Armey's flat tax would assess a uniform 20% rate of taxation on everyone, which, he says, would be reduced, after two years, to 17%. We will see that this 17% tax rate, by design, would not adequately replace the revenue generated by the current U.S. tax code, nor permit the U.S. budget to break even.
There are two phases to this tax cut. For populist purposes, Armey claims that his flat tax would help the lower-income population, by offering a personal allowance deduction of $32,000 to a family of four; below that, such a family allegedly would not pay taxes. But there is a glaring hole: Armey's flat tax deliberately does not generate the same level of revenue as does the current tax code; either government programs would be massively slashed, or he would have to lower the tax allowance deduction to $20,000 or less.

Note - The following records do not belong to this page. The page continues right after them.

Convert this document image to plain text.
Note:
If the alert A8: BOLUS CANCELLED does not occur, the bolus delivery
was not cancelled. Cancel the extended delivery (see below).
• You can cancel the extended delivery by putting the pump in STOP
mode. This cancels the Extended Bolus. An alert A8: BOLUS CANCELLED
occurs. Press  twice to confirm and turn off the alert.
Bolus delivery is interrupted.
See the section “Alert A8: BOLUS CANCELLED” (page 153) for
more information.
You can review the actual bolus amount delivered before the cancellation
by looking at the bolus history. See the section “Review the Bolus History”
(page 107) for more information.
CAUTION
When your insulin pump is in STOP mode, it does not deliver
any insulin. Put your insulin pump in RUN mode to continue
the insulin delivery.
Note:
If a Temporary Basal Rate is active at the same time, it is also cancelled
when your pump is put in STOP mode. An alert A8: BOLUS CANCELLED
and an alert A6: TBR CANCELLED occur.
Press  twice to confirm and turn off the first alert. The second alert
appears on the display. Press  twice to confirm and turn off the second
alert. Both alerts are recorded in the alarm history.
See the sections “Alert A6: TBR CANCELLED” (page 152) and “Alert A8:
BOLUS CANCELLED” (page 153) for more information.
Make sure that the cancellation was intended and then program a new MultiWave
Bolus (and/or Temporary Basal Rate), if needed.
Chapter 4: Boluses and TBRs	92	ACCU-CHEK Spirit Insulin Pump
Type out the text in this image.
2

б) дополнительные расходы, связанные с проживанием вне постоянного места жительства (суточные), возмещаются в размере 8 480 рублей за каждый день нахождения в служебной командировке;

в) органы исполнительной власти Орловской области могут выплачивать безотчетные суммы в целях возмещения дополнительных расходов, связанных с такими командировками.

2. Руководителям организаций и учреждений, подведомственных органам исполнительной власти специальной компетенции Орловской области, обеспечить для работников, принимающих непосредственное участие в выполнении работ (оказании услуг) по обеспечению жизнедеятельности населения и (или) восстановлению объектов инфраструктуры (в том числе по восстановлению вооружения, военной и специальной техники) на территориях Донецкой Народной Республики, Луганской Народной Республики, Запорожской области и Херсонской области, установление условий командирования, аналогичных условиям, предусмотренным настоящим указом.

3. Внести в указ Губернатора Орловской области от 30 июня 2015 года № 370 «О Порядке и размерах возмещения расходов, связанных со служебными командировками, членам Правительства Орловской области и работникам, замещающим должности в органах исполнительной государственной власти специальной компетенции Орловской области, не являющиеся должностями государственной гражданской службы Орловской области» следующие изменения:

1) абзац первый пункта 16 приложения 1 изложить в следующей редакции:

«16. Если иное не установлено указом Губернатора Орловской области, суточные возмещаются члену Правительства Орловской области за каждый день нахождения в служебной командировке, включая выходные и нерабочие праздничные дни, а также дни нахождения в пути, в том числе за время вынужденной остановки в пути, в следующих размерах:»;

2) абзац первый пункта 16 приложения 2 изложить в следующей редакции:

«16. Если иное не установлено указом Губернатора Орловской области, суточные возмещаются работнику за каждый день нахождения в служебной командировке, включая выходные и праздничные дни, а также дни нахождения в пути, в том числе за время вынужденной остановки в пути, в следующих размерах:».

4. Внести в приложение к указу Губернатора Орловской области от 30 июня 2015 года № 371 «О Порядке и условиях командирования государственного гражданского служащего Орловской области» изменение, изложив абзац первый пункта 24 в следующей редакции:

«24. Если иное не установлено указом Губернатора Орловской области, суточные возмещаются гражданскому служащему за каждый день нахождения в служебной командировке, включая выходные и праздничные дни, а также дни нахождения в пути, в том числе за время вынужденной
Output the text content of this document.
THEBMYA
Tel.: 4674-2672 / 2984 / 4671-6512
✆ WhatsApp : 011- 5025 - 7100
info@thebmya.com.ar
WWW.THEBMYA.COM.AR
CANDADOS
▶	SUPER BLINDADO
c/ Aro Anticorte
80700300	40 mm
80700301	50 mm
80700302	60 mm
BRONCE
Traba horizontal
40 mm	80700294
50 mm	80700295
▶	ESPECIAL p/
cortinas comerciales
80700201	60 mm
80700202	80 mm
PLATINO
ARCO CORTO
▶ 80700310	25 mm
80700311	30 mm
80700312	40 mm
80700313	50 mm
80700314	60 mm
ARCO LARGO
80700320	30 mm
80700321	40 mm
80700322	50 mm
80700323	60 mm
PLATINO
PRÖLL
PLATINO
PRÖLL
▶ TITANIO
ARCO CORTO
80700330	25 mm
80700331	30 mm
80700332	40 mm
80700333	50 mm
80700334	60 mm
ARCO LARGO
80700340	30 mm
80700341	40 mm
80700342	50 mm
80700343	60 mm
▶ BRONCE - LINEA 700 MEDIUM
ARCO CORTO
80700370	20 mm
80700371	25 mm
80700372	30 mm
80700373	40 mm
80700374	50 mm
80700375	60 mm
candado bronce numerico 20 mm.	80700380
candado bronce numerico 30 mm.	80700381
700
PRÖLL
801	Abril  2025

Armey vigorously directs his tax-cutting to the wealthiest 20% of the population. Currently, the top U.S. marginal tax rates, depending on level of income, are 37.6%, 34%, 29%, and 26%. Armey would slash all these rates to 17%, and would exempt from taxation entirely, all of our "a to e" forms of unearned income listed above.
To see how this benefits coupon-clippers, bankers, etc., examine Table 1. Under continuation of current law, the lower 80% of the population by income is projected to pay only 3.4% of long-term capital gains taxes, because 96.6% of the profit from sale of stocks, art work, etc., goes to the upper 20% of families. It is even more concentrated than that: The upper 5% of households, by themselves, garner 87.2% of all long-term capital gains and pay 87.2% of capital gains tax. The upper 20% of families also earn more than half of all interest income, more than half of all dividends, inherit more than half of all assets and property, and so forth. The flat tax wipes out all imposts on this, offering them the greatest tax bonanza in history.
Who will pay the flat tax? The answer is that the middle class will pay a much greater tax. One reason is that it would eliminate the most common itemized deductions of the middle class, such as interest on home mortgages, health-care expenditures, and charitable contributions.
But Armey's proposal really aims for deep budget cuts.
A tax proposal that brings in the same revenue as the current system, is called revenue neutral. The Texas-based pro-flat tax National Center for Policy Analysis, in its "Tax Briefing Book," states, "If the Armey plan for tax simplification were completely revenue neutral, it would require a tax rate in the range of 19-20%." (In reality, analysts point out it would actually require a tax rate of 25% or more to be revenue neutral.) The briefing continues, "Establishing a rate of 17%, therefore, constitutes a tax cut. The loss of revenue is paid for by capping government spending, including so-called entitlements" (emphasis added). In fact, the loss of revenue could cripple the functions of government—Grover Norquist's ideal. The progressive nature of the tax system would be destroyed; one final tax bonanza for the wealthy would bring government to its knees.